Ras GAP-related and C-terminal domain-dependent localization and tumorigenic activities of IQGAP1 in melanoma cells. Reimer M, Denby E, Zustiak SP, Schober JM. PLoS One. 2017 Dec 14;12(12).
Morphological adaptations in breast cancer cells as a function of prolonged passaging on compliant substrates. Syed S, Schober J, Blanco A, Zustiak SP. PLoS One. 2017 Nov 14;12(11).
More on PubMed-
Research
Recent research has focused on IQGAP1 role in cell motility, and interdisciplinary projects in cancer biomedical engineering. The project with IQGAP1 was founded on the serendipitous discover of its localization in retracting cell edges. We pursued this discovery and are currently working on identifying the domains responsible for localization of IQGAP1 to retracting cell edges. Over the last few years we have developed collaborative biomedical engineering projects involving capture devices for analysis of circulating tumor cells from blood. So far we have developed an image analysis algorithm for enumeration of cancer cells in whole blood samples. This project, now in beginning stages, will hopefully lead to a microfluidics approach for rapid diagnosis and treatment monitoring in cancer patients.

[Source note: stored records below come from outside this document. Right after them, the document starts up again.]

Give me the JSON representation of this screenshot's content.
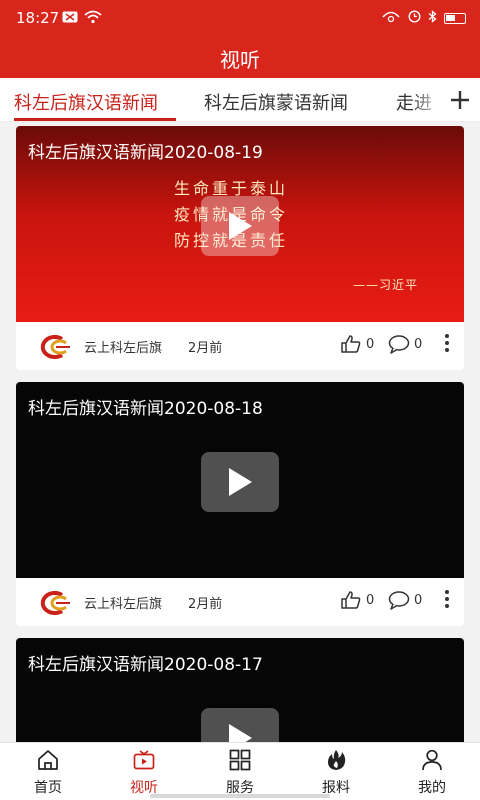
{
  "status_bar": {
    "time": "18:27",
    "left_icons": [
      "message-icon",
      "wifi-icon"
    ],
    "right_icons": [
      "signal-icon",
      "alarm-icon",
      "bluetooth-icon",
      "battery-icon"
    ]
  },
  "header": {
    "title": "视听"
  },
  "tabs": {
    "items": [
      {
        "label": "科左后旗汉语新闻",
        "active": true
      },
      {
        "label": "科左后旗蒙语新闻",
        "active": false
      },
      {
        "label": "走进",
        "active": false
      }
    ],
    "add_icon": "plus-icon"
  },
  "feed": {
    "items": [
      {
        "title": "科左后旗汉语新闻2020-08-19",
        "poster_lines": [
          "生命重于泰山",
          "疫情就是命令",
          "防控就是责任"
        ],
        "poster_signature": "——习近平",
        "source": "云上科左后旗",
        "time_ago": "2月前",
        "likes": "0",
        "comments": "0"
      },
      {
        "title": "科左后旗汉语新闻2020-08-18",
        "source": "云上科左后旗",
        "time_ago": "2月前",
        "likes": "0",
        "comments": "0"
      },
      {
        "title": "科左后旗汉语新闻2020-08-17"
      }
    ]
  },
  "bottom_nav": {
    "items": [
      {
        "label": "首页",
        "icon": "home-icon",
        "active": false
      },
      {
        "label": "视听",
        "icon": "tv-icon",
        "active": true
      },
      {
        "label": "服务",
        "icon": "grid-icon",
        "active": false
      },
      {
        "label": "报料",
        "icon": "flame-icon",
        "active": false
      },
      {
        "label": "我的",
        "icon": "user-icon",
        "active": false
      }
    ]
  },
  "colors": {
    "brand_red": "#d9261c",
    "active_tab": "#c8221a"
  }
}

Correlation of cell edge retraction velocity with IQGAP1. (A) B16F10 cells were cotransfected with GFP-IQGAP1 and mCherry-Arp3, and imaged on laminin for a total time of 146 sec at 13-sec intervals. Select time points show IQGAP1, Arp3 and phase images of an area of cell edge retraction. (B) Frames were analyzed for GFP-IQGAP1 and mCherry-Arp3 intensities, and edge velocity changes in the areas marked by the arrowheads.
“On-chip” phase and epifluorescence microscopy of an isolated MCF-7 breast cancer cell. Magnetic beads with anti-epCAM antibodies were mixed for 30 minutes with samples containing pre-stained MCF-7 breast cancer cells. Image shows an isolated MCF-7 breast cancer (arrowhead) with 20 beads attached.
Spheroid growth of B16F10 mouse melanoma cells on 1 kP hydrogels. Single cells were added to 1 kP polyacrylamide gels cross-linked with laminin and incubated for 48 hours.